Bill Lam wrote:
>  On the contrary I consider grid characters important because
>  information will be lost without them, eg,  <1 vs <<1

On the contrary to your contrary, using HTML will allow us to distinguish a
lot more relevant information than our current text-only display can (e.g.
we could have code that makes 1 distinct from ,1 and +/%# distinct from
+/`%`# even in boxed-display mode).

But to address your specific concern about differentiating between <1 and
<<1 , see this example:

        http://dan.bron.us/j/j-boxes-as-html-tables.html

You can check the source to see I haven't done anything sneaky.  This is
just the natural implementation of nested tables in HTML.  Of course you
could override the default style with user stylsheets.

>  I'm sceptical box nouns can be actually represented by csv which only
>  intended for 2-d cells as such in excel.

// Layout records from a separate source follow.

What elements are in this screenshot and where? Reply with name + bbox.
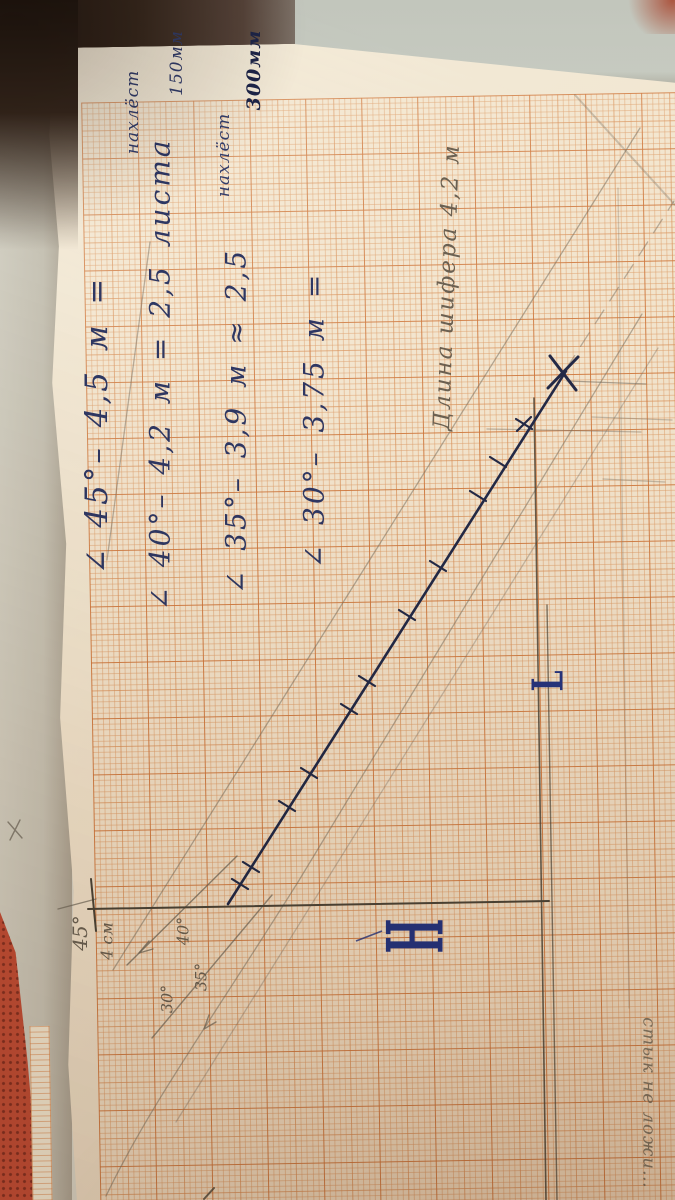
length-letter: L <box>525 670 574 691</box>
overlap-word-2: нахлёст <box>214 113 234 197</box>
angle-label-35: 35° <box>192 963 211 991</box>
angle-label-45: 45° <box>68 915 92 950</box>
formula-30deg: ∠ 30°– 3,75 м = <box>298 272 331 569</box>
height-letter: Н <box>369 919 461 954</box>
pencil-and-ink-drawing <box>0 0 675 1200</box>
angle-label-30: 30° <box>158 985 177 1013</box>
formula-40deg: ∠ 40°– 4,2 м = 2,5 листа <box>144 137 177 610</box>
overlap-value-2: 300мм <box>243 30 265 111</box>
length-label-4cm: 4 см <box>98 922 117 960</box>
tick-marks <box>232 417 532 889</box>
overlap-word-1: нахлёст <box>123 70 143 154</box>
photo-of-graph-paper-diagram: ∠ 45°– 4,5 м = ∠ 40°– 4,2 м = 2,5 листа … <box>0 0 675 1200</box>
baseline <box>88 901 549 909</box>
formula-45deg: ∠ 45°– 4,5 м = <box>79 276 115 575</box>
end-x-mark <box>548 356 578 390</box>
formula-35deg: ∠ 35°– 3,9 м ≈ 2,5 <box>220 248 253 594</box>
overlap-value-1: 150мм <box>167 30 187 96</box>
angle-label-40: 40° <box>174 917 193 945</box>
main-slope-line <box>228 356 578 904</box>
side-note: стык не ложи… <box>639 1017 660 1189</box>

Excel can actually display nested tables as well.  What it can't do is
display open, multidimensional (2<#...@$) arrays.  But that's unrelated to the
display of boxes, and is a general problem for array displays, HTML or not.

>  As Eric suggested, if I really wanted a html tag, I would use jhtml

But it's not the HTML tags we want, it's the browser's interpretation of
those HTML tags.  That is, I don't want to see

        <table><tr><td>1</td></tr></table>

which is what jhtml would display (IIUK).  

The short answer is, for a browser platform, HTML tables are the natural and
correct representation for boxed data.